From a reply I made later to a self-professed normie: I'm excited by what you describe [successful therapy] and glad for it, but my sadness is that I could still be arrested by possessing mushrooms I picked for myself in a forest. I've been confronted by the authorities over this issue and believe me it is not a pleasant or healing experience.

A list off the top of my head mentally ill people should avoid: hand guns, rifles, poison, rope strong enough to hang oneself with, enough narcotics to go to sleep forever, dynamite, poison gas, large quantities of alcohol, religious cults, LSD...

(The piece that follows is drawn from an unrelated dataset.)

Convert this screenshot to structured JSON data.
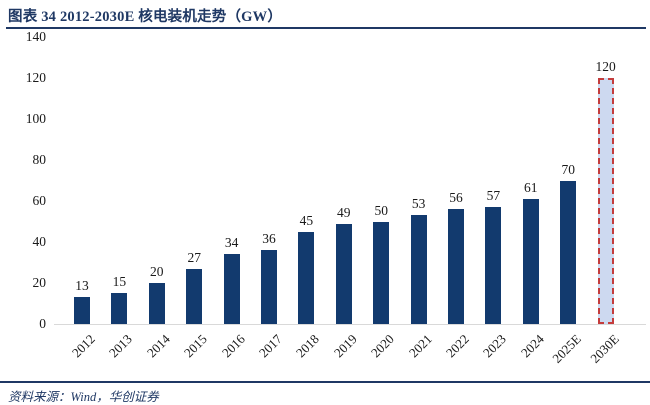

Maybe I have a different perspective working in healthcare. People with mental illness tend to self-medicate with whatever is available, so you can’t lump dynamite and rope together with psychoactive drugs as the degree of actual harm is a different order of magnitude. As always, with any libertarian approach to regulation, it’s vulnerable people who suffer (mentally ill, poor, children) for the ideals of others. I find this is rarely a good deal in the final analysis.


I have a couple of psychiatric diagnoses so I am not unaware of the concerns of the mentally ill. People like me know to be very cautious with medicine, prescribed or otherwise. It should have a say in whether I should be locked up or what substances I feel I can safely use.

I think there's a problem that we can agree on and that is early detection and treatment of mental illness in teens before they get their hands on an AR-15 or LSD. As a culture, America is very neglectful in this regard.


The alternative is throwing people in prison. Which seems to me to be a much worse deal.


This is one alternative the USA has chosen, but obviously not the only one.


I’m not sure what other options there are. Illegal: people go to jail. Legal: people who shouldn’t take these drugs will have access. I’m certainly open to suggestions though.


I'm in favour of drug decriminalisation. And I had good experiences with LSD; but for many years, my attitude was that LSD specifically should remain illegal, because for people who are prone to schizophrenia-like illnesses, even if they've never before shown symptoms, LSD can provoke an extreme episode.

I suspect that psychedelics maybe appeal particularly to people who are psychiatrically marginal. In my youth I tripped a lot, and a surprising proportion of the people I knew turned out to be schizophrenic or bipolar. But maybe it's just that I found the company of people who were psychiatrically marginal engaging...


How many thousands of cases of alcohol-related injury are there in ERs every day? If we're pointing fingers at drugs where the consequences include self-inflicted physical harm, there's a much more relevant drug that society has firmly decided is fine to legalize, and your single anecdote doesn't change that.


Yes I agree. But this doesn't justify blithely adding another potentially risky agent to the mix.